I sat up so fast it made my head spin. “I can’t Shift!”
“What?”
I’d forgotten about Katie, who’d been sat on my bedroom floor all this time watching me mumbling to myself. But I was so panicked I didn’t care. “I can’t change anything. None of my decisions!”
I tried other decisions, stupid little stuff like what I’d had for breakfast three days ago, or which shoes I’d worn last week. Everything felt heavy and permanent. As though it was carved in stone.
“I’m stuck.”
“Calm down,” Katie scooted forward on her knees and rested her hand on my shoulder. “You’re not making any sense. I’m going to get Mum.”

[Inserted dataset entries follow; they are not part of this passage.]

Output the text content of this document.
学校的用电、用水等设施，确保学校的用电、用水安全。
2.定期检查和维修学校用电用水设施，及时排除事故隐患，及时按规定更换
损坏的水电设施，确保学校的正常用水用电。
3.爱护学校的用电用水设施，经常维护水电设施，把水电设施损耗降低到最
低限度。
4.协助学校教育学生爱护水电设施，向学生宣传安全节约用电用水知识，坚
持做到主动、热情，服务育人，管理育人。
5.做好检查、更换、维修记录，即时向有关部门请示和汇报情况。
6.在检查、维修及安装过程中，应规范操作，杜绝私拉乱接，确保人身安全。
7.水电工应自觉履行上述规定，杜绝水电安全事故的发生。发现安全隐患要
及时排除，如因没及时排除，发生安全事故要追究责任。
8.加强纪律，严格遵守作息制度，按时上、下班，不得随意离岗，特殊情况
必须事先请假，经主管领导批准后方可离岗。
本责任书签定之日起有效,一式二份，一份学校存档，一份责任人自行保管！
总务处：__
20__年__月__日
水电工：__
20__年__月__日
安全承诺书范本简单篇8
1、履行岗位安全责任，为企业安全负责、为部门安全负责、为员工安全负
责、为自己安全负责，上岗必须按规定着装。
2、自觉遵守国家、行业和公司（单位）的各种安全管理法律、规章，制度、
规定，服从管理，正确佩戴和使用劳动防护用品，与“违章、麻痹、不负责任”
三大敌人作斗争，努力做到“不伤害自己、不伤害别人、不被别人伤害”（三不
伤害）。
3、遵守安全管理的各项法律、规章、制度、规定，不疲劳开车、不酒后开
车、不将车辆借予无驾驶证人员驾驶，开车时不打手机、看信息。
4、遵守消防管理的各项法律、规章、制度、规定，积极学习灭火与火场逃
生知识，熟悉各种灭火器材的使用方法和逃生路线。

“No!” I grabbed her T-shirt. “No… I just need…” I didn’t know what I needed to do.
Was this it? Had entropy got me after all? I thought it was supposed to creep up on you slowly over years, like puberty. But this felt like a portcullis smashing down on me, cutting me off from everything that mattered in my life. Something had caused this.
Words echoed in my head.
“I like you, Scott. Do something for me. Don’t ever change.”
 
“She did it. She’s stopped me Shifting!”
“Who did what now?” Katie said, leaning away from me. I didn’t blame her. I was sounding like a madman. Like Aubrey’s father. I should have listened to him, should have paid more attention to his warnings. Frankie was dangerous, perhaps the most dangerous person I’d ever met.
“She must be like me, Katie,” I said. “She can make people do things. Like make me run, and Ella, and the PM’s daughter. Oh, God.”
The realisation hit harder than the pain. I slumped back onto the bed. I was pinned, like one of Frankie’s butterflies in a frame.
“Just one choice. Let me change just one choice. I can make this alright.” I was muttering now, not even making sense to myself.
“What are you saying?”
“I’m saying I can change my choices!” I snapped at Katie. “Change any decision I’ve ever made.”